Un altro tema che il regista non ha paura di mettere davanti agli occhi degli spettatori è quello del bullismo omofobico in ambito scolastico. Quando Rupert racconta davanti alla classe che da anni scrive al suo idolo non gli crede nessuno, ma quando si scopre che è vero e che John F. Donovan è gay (e quindi deve esserlo anche lui) s’innesca un meccanismo perverso che porterà alla scomparsa prematura del protagonista principale.

John combatte e perde una battaglia con se stesso a causa della non accettazione del proprio orientamento sessuale che si sente pure costretto a reprimere per salvaguardare la carriera. Questo però spingerà Rupert da adulto a essere più coraggioso e a compiere passi che gli permetteranno di accettare la sua vera identità come si vede nel finale della pellicola. Gli “errori” (veniali) compiuti da una generazione possono permettere a quelle successive di evolvere nel percorso collettivo delle nostre libertà di essere e di esprimerci per ciò che siamo.

La bellissima e struggente canzone My Mother Had A Brother (mia madre aveva un fratello) di George Michael, presente nel suo album Older, ci può spiegare questo meccanismo. Il cammino verso il coming out pubblico del cantante, infatti, anch’esso avvenuto a causa di uno scandalo iper-mediatizzato, è stato sotterraneamente sorretto dalla figura tragica di suo zio materno Colin, gay nell’Inghilterra dei primi anni ’60 (quando tra l’altro l’omosessualità era ancora reato), morto suicida quando George era appena nato ma del quale nessuno in famiglia gli aveva parlato per anni e anni. Una figura cui ispirarsi e da (ri)vendicare.

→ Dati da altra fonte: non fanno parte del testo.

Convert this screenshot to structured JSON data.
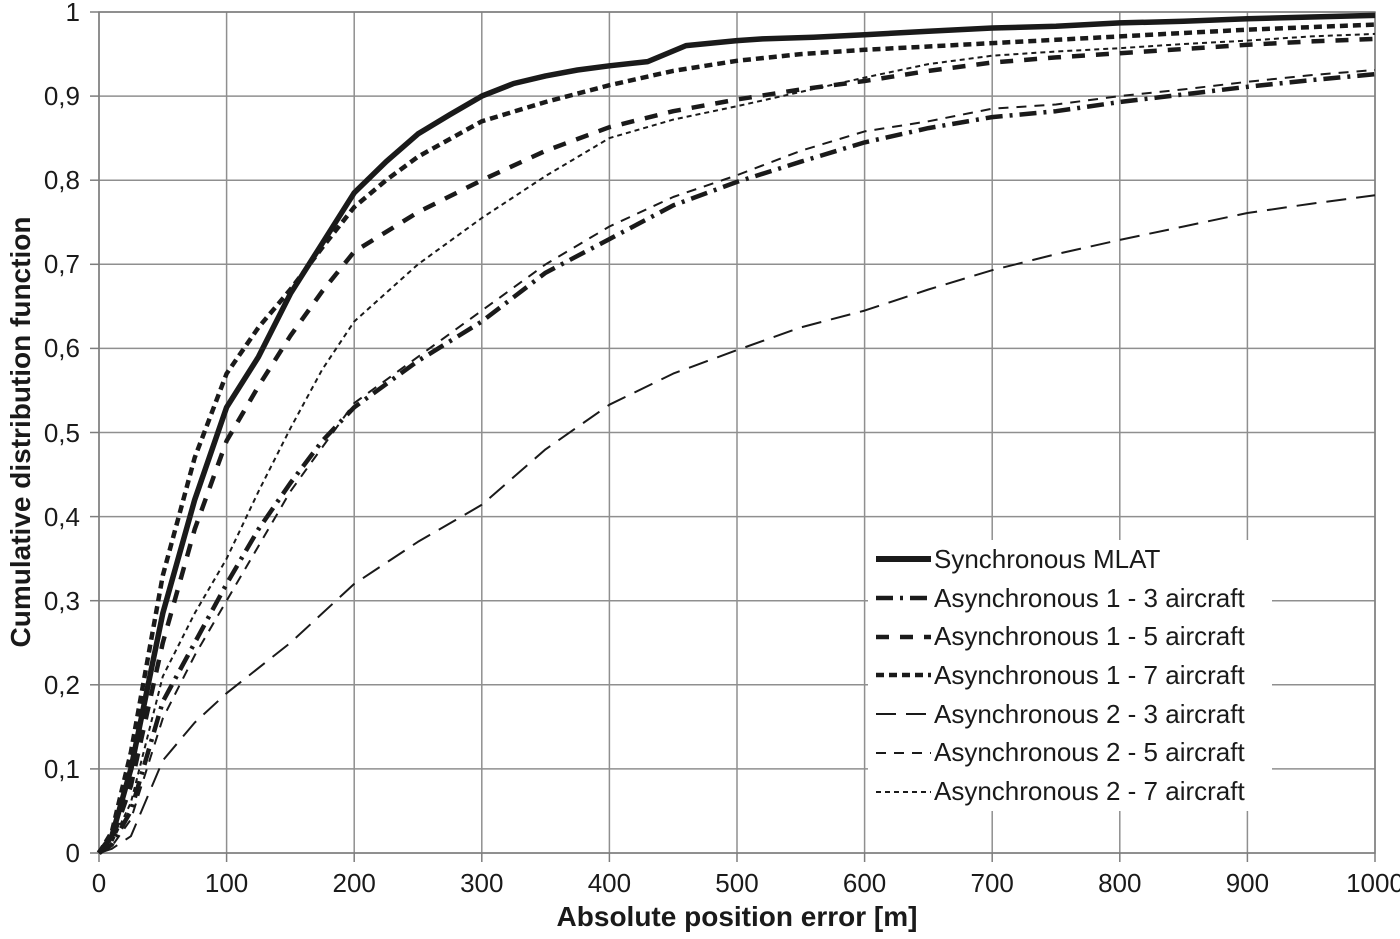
{
  "colors": {
    "line": "#1a1a1a",
    "grid": "#8f8f8f",
    "axis": "#7d7d7d",
    "background": "#ffffff",
    "text": "#1a1a1a",
    "legend_background": "#ffffff"
  },
  "chart_data": {
    "type": "line",
    "title": "",
    "xlabel": "Absolute position error [m]",
    "ylabel": "Cumulative distribution function",
    "xlim": [
      0,
      1000
    ],
    "ylim": [
      0,
      1
    ],
    "grid": true,
    "legend_position": "inside-lower-right",
    "x_ticks": [
      0,
      100,
      200,
      300,
      400,
      500,
      600,
      700,
      800,
      900,
      1000
    ],
    "x_tick_labels": [
      "0",
      "100",
      "200",
      "300",
      "400",
      "500",
      "600",
      "700",
      "800",
      "900",
      "1000"
    ],
    "y_ticks": [
      0,
      0.1,
      0.2,
      0.3,
      0.4,
      0.5,
      0.6,
      0.7,
      0.8,
      0.9,
      1
    ],
    "y_tick_labels": [
      "0",
      "0,1",
      "0,2",
      "0,3",
      "0,4",
      "0,5",
      "0,6",
      "0,7",
      "0,8",
      "0,9",
      "1"
    ],
    "series": [
      {
        "name": "Synchronous MLAT",
        "style": "solid-thick",
        "points": [
          [
            0,
            0
          ],
          [
            10,
            0.02
          ],
          [
            25,
            0.1
          ],
          [
            50,
            0.285
          ],
          [
            75,
            0.42
          ],
          [
            100,
            0.53
          ],
          [
            125,
            0.59
          ],
          [
            150,
            0.665
          ],
          [
            175,
            0.725
          ],
          [
            200,
            0.785
          ],
          [
            225,
            0.822
          ],
          [
            250,
            0.855
          ],
          [
            275,
            0.878
          ],
          [
            300,
            0.9
          ],
          [
            325,
            0.915
          ],
          [
            350,
            0.924
          ],
          [
            375,
            0.931
          ],
          [
            400,
            0.936
          ],
          [
            430,
            0.941
          ],
          [
            460,
            0.96
          ],
          [
            500,
            0.966
          ],
          [
            520,
            0.968
          ],
          [
            560,
            0.97
          ],
          [
            600,
            0.973
          ],
          [
            650,
            0.977
          ],
          [
            700,
            0.981
          ],
          [
            750,
            0.983
          ],
          [
            800,
            0.987
          ],
          [
            850,
            0.989
          ],
          [
            900,
            0.992
          ],
          [
            950,
            0.994
          ],
          [
            1000,
            0.996
          ]
        ]
      },
      {
        "name": "Asynchronous 1 - 3 aircraft",
        "style": "dashdot-thick",
        "points": [
          [
            0,
            0
          ],
          [
            10,
            0.01
          ],
          [
            25,
            0.05
          ],
          [
            50,
            0.18
          ],
          [
            75,
            0.25
          ],
          [
            100,
            0.32
          ],
          [
            125,
            0.385
          ],
          [
            150,
            0.44
          ],
          [
            175,
            0.49
          ],
          [
            200,
            0.53
          ],
          [
            250,
            0.585
          ],
          [
            300,
            0.632
          ],
          [
            350,
            0.69
          ],
          [
            400,
            0.73
          ],
          [
            450,
            0.77
          ],
          [
            500,
            0.798
          ],
          [
            550,
            0.822
          ],
          [
            600,
            0.845
          ],
          [
            650,
            0.862
          ],
          [
            700,
            0.875
          ],
          [
            750,
            0.882
          ],
          [
            800,
            0.893
          ],
          [
            850,
            0.902
          ],
          [
            900,
            0.911
          ],
          [
            950,
            0.919
          ],
          [
            1000,
            0.926
          ]
        ]
      },
      {
        "name": "Asynchronous 1 - 5 aircraft",
        "style": "dash-thick",
        "points": [
          [
            0,
            0
          ],
          [
            10,
            0.015
          ],
          [
            25,
            0.08
          ],
          [
            50,
            0.25
          ],
          [
            75,
            0.385
          ],
          [
            100,
            0.49
          ],
          [
            125,
            0.555
          ],
          [
            150,
            0.615
          ],
          [
            175,
            0.668
          ],
          [
            200,
            0.715
          ],
          [
            250,
            0.762
          ],
          [
            300,
            0.8
          ],
          [
            350,
            0.835
          ],
          [
            400,
            0.863
          ],
          [
            450,
            0.882
          ],
          [
            500,
            0.896
          ],
          [
            550,
            0.908
          ],
          [
            600,
            0.918
          ],
          [
            650,
            0.93
          ],
          [
            700,
            0.94
          ],
          [
            750,
            0.946
          ],
          [
            800,
            0.951
          ],
          [
            850,
            0.956
          ],
          [
            900,
            0.961
          ],
          [
            950,
            0.965
          ],
          [
            1000,
            0.968
          ]
        ]
      },
      {
        "name": "Asynchronous 1 - 7 aircraft",
        "style": "shortdash-thick",
        "points": [
          [
            0,
            0
          ],
          [
            10,
            0.025
          ],
          [
            25,
            0.12
          ],
          [
            50,
            0.33
          ],
          [
            75,
            0.47
          ],
          [
            100,
            0.57
          ],
          [
            125,
            0.625
          ],
          [
            150,
            0.67
          ],
          [
            175,
            0.72
          ],
          [
            200,
            0.768
          ],
          [
            225,
            0.8
          ],
          [
            250,
            0.828
          ],
          [
            300,
            0.87
          ],
          [
            350,
            0.893
          ],
          [
            400,
            0.913
          ],
          [
            450,
            0.93
          ],
          [
            500,
            0.942
          ],
          [
            550,
            0.95
          ],
          [
            600,
            0.955
          ],
          [
            650,
            0.959
          ],
          [
            700,
            0.963
          ],
          [
            750,
            0.967
          ],
          [
            800,
            0.971
          ],
          [
            850,
            0.975
          ],
          [
            900,
            0.979
          ],
          [
            950,
            0.982
          ],
          [
            1000,
            0.985
          ]
        ]
      },
      {
        "name": "Asynchronous 2 - 3 aircraft",
        "style": "longdash-thin",
        "points": [
          [
            0,
            0
          ],
          [
            10,
            0.005
          ],
          [
            25,
            0.02
          ],
          [
            50,
            0.11
          ],
          [
            75,
            0.155
          ],
          [
            100,
            0.19
          ],
          [
            150,
            0.25
          ],
          [
            200,
            0.32
          ],
          [
            250,
            0.37
          ],
          [
            300,
            0.414
          ],
          [
            350,
            0.48
          ],
          [
            400,
            0.533
          ],
          [
            450,
            0.57
          ],
          [
            500,
            0.598
          ],
          [
            550,
            0.625
          ],
          [
            600,
            0.645
          ],
          [
            650,
            0.67
          ],
          [
            700,
            0.693
          ],
          [
            750,
            0.712
          ],
          [
            800,
            0.729
          ],
          [
            850,
            0.745
          ],
          [
            900,
            0.761
          ],
          [
            950,
            0.772
          ],
          [
            1000,
            0.782
          ]
        ]
      },
      {
        "name": "Asynchronous 2 - 5 aircraft",
        "style": "dash-thin",
        "points": [
          [
            0,
            0
          ],
          [
            10,
            0.008
          ],
          [
            25,
            0.04
          ],
          [
            50,
            0.16
          ],
          [
            75,
            0.235
          ],
          [
            100,
            0.3
          ],
          [
            150,
            0.43
          ],
          [
            200,
            0.535
          ],
          [
            250,
            0.59
          ],
          [
            300,
            0.645
          ],
          [
            350,
            0.7
          ],
          [
            400,
            0.745
          ],
          [
            450,
            0.78
          ],
          [
            500,
            0.806
          ],
          [
            550,
            0.835
          ],
          [
            600,
            0.858
          ],
          [
            650,
            0.87
          ],
          [
            700,
            0.885
          ],
          [
            750,
            0.89
          ],
          [
            800,
            0.9
          ],
          [
            850,
            0.908
          ],
          [
            900,
            0.917
          ],
          [
            950,
            0.925
          ],
          [
            1000,
            0.931
          ]
        ]
      },
      {
        "name": "Asynchronous 2 - 7 aircraft",
        "style": "shortdash-thin",
        "points": [
          [
            0,
            0
          ],
          [
            10,
            0.012
          ],
          [
            25,
            0.06
          ],
          [
            50,
            0.21
          ],
          [
            75,
            0.285
          ],
          [
            100,
            0.35
          ],
          [
            125,
            0.43
          ],
          [
            150,
            0.505
          ],
          [
            175,
            0.575
          ],
          [
            200,
            0.632
          ],
          [
            250,
            0.7
          ],
          [
            300,
            0.755
          ],
          [
            350,
            0.805
          ],
          [
            400,
            0.85
          ],
          [
            450,
            0.872
          ],
          [
            500,
            0.888
          ],
          [
            550,
            0.905
          ],
          [
            600,
            0.922
          ],
          [
            650,
            0.938
          ],
          [
            700,
            0.948
          ],
          [
            750,
            0.953
          ],
          [
            800,
            0.957
          ],
          [
            850,
            0.962
          ],
          [
            900,
            0.966
          ],
          [
            950,
            0.971
          ],
          [
            1000,
            0.974
          ]
        ]
      }
    ]
  }
}
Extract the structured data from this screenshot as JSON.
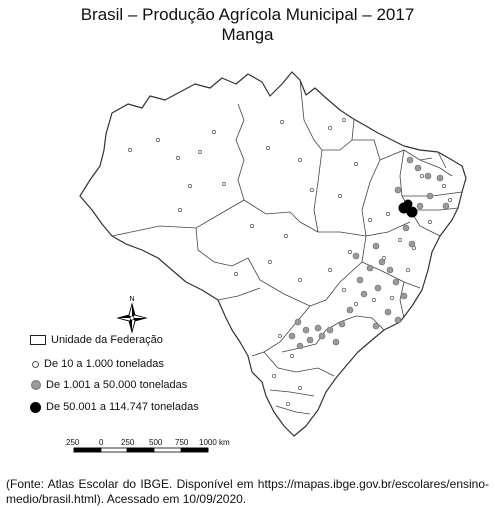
{
  "title_line1": "Brasil – Produção Agrícola Municipal – 2017",
  "title_line2": "Manga",
  "north_label": "N",
  "legend": {
    "unit_label": "Unidade da Federação",
    "class1": "De 10 a 1.000 toneladas",
    "class2": "De 1.001 a 50.000 toneladas",
    "class3": "De 50.001 a 114.747 toneladas"
  },
  "scale": {
    "ticks": [
      "250",
      "0",
      "250",
      "500",
      "750",
      "1000 km"
    ]
  },
  "source": "(Fonte: Atlas Escolar do IBGE. Disponível em https://mapas.ibge.gov.br/escolares/ensino-medio/brasil.html). Acessado em 10/09/2020.",
  "colors": {
    "outline": "#333333",
    "small_dot": "#ffffff",
    "medium_dot": "#9a9a9a",
    "large_dot": "#000000"
  }
}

Verosimilmente la critica cinematografica generalista non è in grado di cogliere questi “dettagli”, ma sono anche questi oltre alle scenografie curatissime, alla scelta maniacale degli abiti e a una colonna sonora cucita come un abito d’alta moda sui vari passaggi emotivi che fanno di questo film di Xavier Dolan un, per noi bellissimo, film di Xavier Dolan.